Trying to solve a problem I meet on the way a question, easy maybe, that I can't solve for now. The Pell-Fermat equation $$x^2-dy^2=1 \hspace{2cm}(*)$$ where the integer $d$ is square-free, has in general infinitely many integer solutions for which the fundamental unit of $\mathbb Q(\sqrt d)$ is the key. In fact, all the integer solutions $(x_n,y_n)$ of $(*)$ are given by$$x_n+y_n\sqrt d=(x_1+y_1\sqrt d)^n;\space n\ge 1$$ where $ x_1+y_1\sqrt d$ is the mentioned fundamental unit.

The punctual question is, are there non-integer rational solutions $(x,y)$ with $xy\ne0$ for $x^2-3y^2=1?$

(All the integer solutions are given by $x_n+y_n\sqrt3=(2+\sqrt3)^n$)

Answer 1

This sort of thing is parametrized by a finite number of recipes of the Pythagorean triple type. It is not necessarily parametrized by just one recipe.

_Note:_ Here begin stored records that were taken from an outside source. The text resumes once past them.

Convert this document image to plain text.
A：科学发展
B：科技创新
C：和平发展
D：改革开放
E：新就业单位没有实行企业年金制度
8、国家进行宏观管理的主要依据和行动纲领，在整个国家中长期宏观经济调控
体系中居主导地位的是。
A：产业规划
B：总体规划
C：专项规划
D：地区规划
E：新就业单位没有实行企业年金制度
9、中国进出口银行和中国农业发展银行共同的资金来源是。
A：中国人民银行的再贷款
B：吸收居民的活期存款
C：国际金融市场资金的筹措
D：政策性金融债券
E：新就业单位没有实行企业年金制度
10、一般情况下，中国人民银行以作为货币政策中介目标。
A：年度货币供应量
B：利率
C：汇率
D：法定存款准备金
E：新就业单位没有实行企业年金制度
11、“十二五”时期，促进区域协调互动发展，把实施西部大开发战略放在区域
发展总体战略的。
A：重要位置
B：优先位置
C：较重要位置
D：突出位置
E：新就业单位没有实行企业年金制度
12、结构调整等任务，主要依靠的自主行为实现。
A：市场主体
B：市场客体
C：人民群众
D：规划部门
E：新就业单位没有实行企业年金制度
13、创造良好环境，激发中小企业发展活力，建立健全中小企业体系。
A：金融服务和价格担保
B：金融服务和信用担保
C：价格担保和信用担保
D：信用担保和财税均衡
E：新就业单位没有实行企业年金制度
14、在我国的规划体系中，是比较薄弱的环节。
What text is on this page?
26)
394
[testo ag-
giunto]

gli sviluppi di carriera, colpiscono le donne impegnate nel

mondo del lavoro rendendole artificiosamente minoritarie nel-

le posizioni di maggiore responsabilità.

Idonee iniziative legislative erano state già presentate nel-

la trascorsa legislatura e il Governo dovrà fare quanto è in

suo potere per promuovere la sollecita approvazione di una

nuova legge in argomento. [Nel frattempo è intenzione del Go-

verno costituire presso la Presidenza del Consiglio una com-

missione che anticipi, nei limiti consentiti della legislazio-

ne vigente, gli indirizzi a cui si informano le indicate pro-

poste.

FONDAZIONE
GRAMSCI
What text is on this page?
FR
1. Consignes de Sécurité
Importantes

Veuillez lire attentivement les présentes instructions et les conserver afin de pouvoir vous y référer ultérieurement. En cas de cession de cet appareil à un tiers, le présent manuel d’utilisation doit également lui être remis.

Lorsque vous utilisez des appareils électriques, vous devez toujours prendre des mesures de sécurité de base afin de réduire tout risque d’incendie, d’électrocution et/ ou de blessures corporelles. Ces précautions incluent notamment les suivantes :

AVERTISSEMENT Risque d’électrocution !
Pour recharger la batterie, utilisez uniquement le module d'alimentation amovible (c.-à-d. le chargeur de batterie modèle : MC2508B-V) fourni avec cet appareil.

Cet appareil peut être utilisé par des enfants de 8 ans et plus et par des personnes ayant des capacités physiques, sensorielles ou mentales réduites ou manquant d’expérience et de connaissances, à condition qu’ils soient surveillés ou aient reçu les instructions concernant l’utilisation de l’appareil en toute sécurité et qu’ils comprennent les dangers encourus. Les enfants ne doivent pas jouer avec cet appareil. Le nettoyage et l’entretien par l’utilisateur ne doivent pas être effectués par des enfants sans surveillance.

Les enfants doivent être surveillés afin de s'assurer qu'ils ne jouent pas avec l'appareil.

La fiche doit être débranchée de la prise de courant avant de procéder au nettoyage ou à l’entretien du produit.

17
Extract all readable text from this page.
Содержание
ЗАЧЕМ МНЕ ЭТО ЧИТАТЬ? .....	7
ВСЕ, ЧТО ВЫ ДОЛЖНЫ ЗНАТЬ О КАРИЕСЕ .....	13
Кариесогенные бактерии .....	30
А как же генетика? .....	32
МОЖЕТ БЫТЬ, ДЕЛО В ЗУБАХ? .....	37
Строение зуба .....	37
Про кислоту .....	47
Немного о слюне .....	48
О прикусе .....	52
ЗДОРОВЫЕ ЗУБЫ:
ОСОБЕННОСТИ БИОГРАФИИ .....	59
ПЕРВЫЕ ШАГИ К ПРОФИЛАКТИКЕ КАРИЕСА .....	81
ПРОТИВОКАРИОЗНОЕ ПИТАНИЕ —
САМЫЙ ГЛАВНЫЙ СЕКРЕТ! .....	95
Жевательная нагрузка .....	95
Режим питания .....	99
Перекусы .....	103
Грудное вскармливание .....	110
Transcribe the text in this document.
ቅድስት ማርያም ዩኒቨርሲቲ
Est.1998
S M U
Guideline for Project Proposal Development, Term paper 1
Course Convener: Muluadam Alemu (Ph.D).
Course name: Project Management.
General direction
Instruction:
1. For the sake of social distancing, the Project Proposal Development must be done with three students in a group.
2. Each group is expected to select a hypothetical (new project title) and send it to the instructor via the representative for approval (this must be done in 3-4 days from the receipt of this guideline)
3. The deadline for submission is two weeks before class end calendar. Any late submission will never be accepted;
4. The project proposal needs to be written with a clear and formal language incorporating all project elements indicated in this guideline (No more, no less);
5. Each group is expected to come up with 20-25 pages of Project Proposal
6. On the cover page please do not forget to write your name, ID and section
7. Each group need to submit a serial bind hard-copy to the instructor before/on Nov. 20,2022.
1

A reference is Mordell, Diophantine Equations, page 47, Theorem 4.

Multiplying through be common denominator $w$ leads to integers $u,v,w$ with $$ u^2 - 3 v^2 = w^2 $$ or $$ u^2 = 3 v^2 + w^2 \; . \;$$

If, in turn, we demand $u,v,w$ coprime, ... with coprime integers $m,n:$

When $u$ is even we get all solutions by $$ u = 2 m^2 + 2mn + 2 n^2 \;, \; \; v = m^2 + 2mn \; , \; \; w = -m^2 + 2mn + 2 n^2 \; . \; $$

When $u$ is odd we get all solutions by $$ u = 3 m^2 + n^2 \;, \; \; v = 2mn \; , \; \; w = 3m^2 - n^2 \; . \; $$

In the first one we need $m$ odd, not sure about conditions $\pmod 3$

In the second one we need $m+n$ odd and $ n \neq 0\pmod 3$